Why Did Noonan Sign the ESM Treaty?

Nama Wine Lake asks “What did Michael Noonan get in return for an agreement which may leave this country stranded without practical funding options fromĀ 2013?” i.e. what did he get in return for signing a treaty that stated that Ireland could only obtain further bailout funds if it signed the fiscal compact?

Phrased that way the answer is clearly, “damn all”. Still, I’ll take up the challenge of answering a different question “Why Did Noonan Sign the ESM Treaty?”

The simple answer is that no matter how the game played out, Ireland wasn’t going to get further bailout funds without signing up for new fiscal rules.
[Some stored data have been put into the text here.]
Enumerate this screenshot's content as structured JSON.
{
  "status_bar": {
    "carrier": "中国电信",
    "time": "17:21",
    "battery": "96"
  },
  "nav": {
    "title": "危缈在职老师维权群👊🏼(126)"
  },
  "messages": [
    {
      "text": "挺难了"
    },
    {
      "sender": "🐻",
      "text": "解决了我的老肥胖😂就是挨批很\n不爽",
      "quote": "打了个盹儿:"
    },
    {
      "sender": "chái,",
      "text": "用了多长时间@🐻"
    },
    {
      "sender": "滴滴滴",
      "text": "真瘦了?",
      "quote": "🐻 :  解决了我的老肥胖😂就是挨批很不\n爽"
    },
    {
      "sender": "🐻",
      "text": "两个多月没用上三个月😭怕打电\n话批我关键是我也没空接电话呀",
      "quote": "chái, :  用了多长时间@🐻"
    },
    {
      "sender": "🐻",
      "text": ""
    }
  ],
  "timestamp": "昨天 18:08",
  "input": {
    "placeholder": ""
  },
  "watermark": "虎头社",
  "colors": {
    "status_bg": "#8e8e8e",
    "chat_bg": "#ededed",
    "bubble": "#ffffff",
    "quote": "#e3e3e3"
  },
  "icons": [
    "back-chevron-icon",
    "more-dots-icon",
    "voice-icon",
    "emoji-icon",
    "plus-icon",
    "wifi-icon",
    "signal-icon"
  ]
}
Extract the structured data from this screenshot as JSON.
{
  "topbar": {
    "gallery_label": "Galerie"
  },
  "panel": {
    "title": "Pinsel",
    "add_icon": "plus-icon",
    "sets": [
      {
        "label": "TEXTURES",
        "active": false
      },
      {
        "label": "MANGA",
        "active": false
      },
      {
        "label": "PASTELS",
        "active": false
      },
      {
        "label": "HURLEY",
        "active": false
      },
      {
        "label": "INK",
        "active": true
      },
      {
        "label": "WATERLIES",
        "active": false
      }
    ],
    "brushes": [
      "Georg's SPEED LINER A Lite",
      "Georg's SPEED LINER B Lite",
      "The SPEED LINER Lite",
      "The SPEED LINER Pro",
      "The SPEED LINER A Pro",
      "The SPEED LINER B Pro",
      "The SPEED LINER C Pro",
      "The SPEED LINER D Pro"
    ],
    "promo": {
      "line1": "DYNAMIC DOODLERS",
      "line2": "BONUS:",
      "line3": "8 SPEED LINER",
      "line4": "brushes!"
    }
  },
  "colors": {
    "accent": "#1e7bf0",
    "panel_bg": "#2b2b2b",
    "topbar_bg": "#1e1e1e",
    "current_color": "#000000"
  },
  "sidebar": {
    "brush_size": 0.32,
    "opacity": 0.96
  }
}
Since the Merkozy summit in August, Mrs. Merkel was determined that binding fiscal rules were required in the Eurozone as cover for whatever else she may have to agree to. So far, what she’s agreed to is less momentous than many imagined last Autumn (a slightly expanded ESM and not too much grumbling about LTROs and weakened collateral rules) but talk of Eurobonds or ESM-as-a-bank are usually only a wobble away (which reminds of this tweet.)

If Ireland had objected to signing a changed ESM Treaty with the “poison pill” clause about the need to have signed the Fiscal Compact, then I’m pretty sure the original ESM Treaty could just have been mothballed and a new institution put in place by a non-EU treaty just like the Compact.

Even if the old ESM Treaty could have been left unchanged, loans can only be dispensed by ESM if a qualified majority of member states approved. What chance Ireland’s appplication for funds succeeding if it was the country that wrecked Mrs. Merkel’s plans of quid pro quo?

I’m also not so sure that the addition of the poison pill clause was quite as secretive as NWL and Vincent Browne seem to think.

The idea that ESM access was the inducement for many countries to sign the new treaty was mentioned often enough in the run-up to December. The requirement for signing the Compact to access ESM was then mentioned in the preamble of the treaty text on January 31. In the subsequent days, Vincent treated his viewers to some classic monologues about how this claim that the Compact had to be signed to obtain ESM funds was a lie, a lie, a terrible monstrous lie. Only it wasn’t. Two days later, I posted the ESM Treaty on the Irish Economy blog here, noting that VB show viewers might be interested.

Irish governments have made some terrible mistakes in recent years. I don’t think signing the revised ESM Treaty was one of them.